Although the book describes many of Wilson’s experiences, a few are held particularly close to her heart. One of them was during a time when infectious diseases were rampant and immunizations were not readily available.
“The complications were serious, and we had limited drugs to combat them,” Wilson said. “Our touch often made the difference.”
The other is during the beginning of a change in the medical profession’s treatment of mental illness.
“We lived on the grounds of mental hospitals for three months, learning about mentally ill patients,” Wilson said. “For someone who was only 18, my memories are still very vivid — we aided in shock therapy, without the therapy modalities we have today.”
Wilson has not lived in the Alton area for about four decades and says she greatly misses it.
“I miss the scenic and grand Mississippi River and the bluffs,” she said.
During recent visits, the area’s growth gave her joy.
“I was so proud of the outstanding nursing building at Lewis and Clark College,” Wilson said. “To think I had the honor to get that nursing program on solid ground, to meet with the present leaders and to see the amazing robotic mannequins and well-equipped labs and gorgeous buildings was overwhelming.”
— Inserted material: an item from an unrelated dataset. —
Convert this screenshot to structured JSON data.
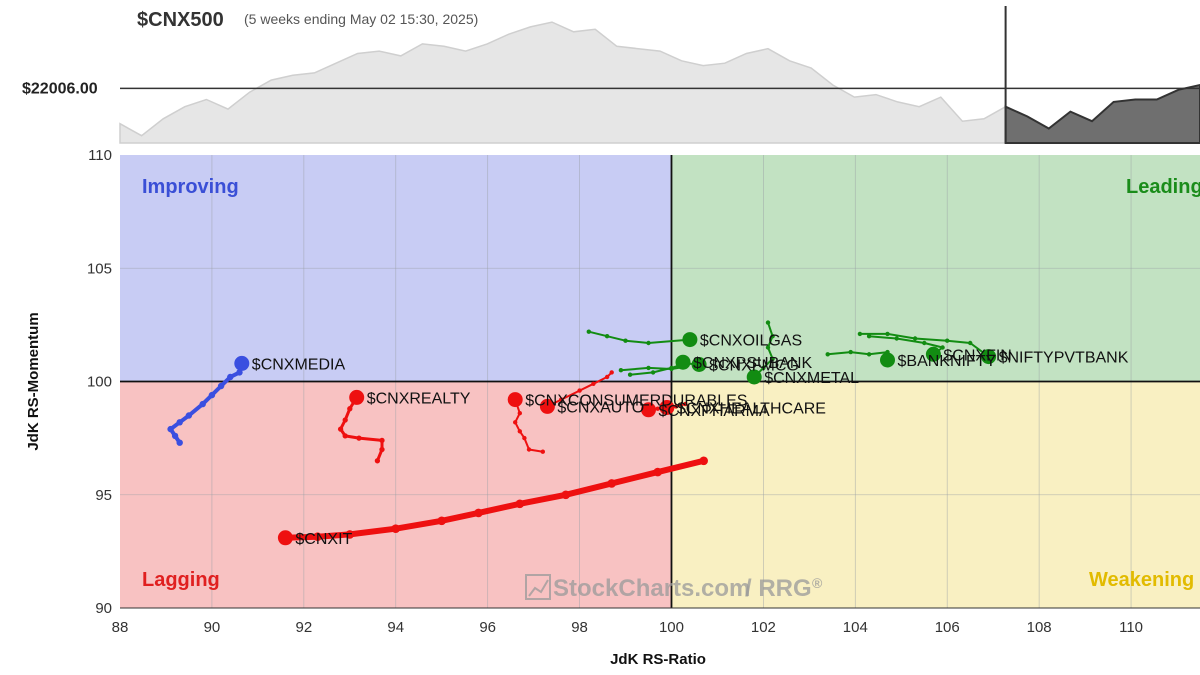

She says the new innovations bring many more opportunities to an age-old and highly respected profession.
“They will enable the present-day student nurse to become more skilled and to be able to carry on the nurse’s touch that I so described in my book. With better means of teaching skills to the present-day nurse, the spirit of nursing I so feared was fading is returning and will be passed on.”
Today, Wilson is retired and involved in volunteer work. She facilitates a grief support program and trains people in her church to minister to hurting people.
“And, with my husband, Ron, I watch two grandsons play football and bake cookies with two granddaughters,” she said.
Wilson is also starting another book — this one is about those who have found life after grief.
In all of Jessie Glover Wilson’s journeys, she feels blessed and fortunate to see the development of a profession she cares for so deeply. She holds tightly to her memories of growing up in Alton.
“I owe much to this river town,” she said. “I want Alton to know how grateful I am for having been an Altonian.”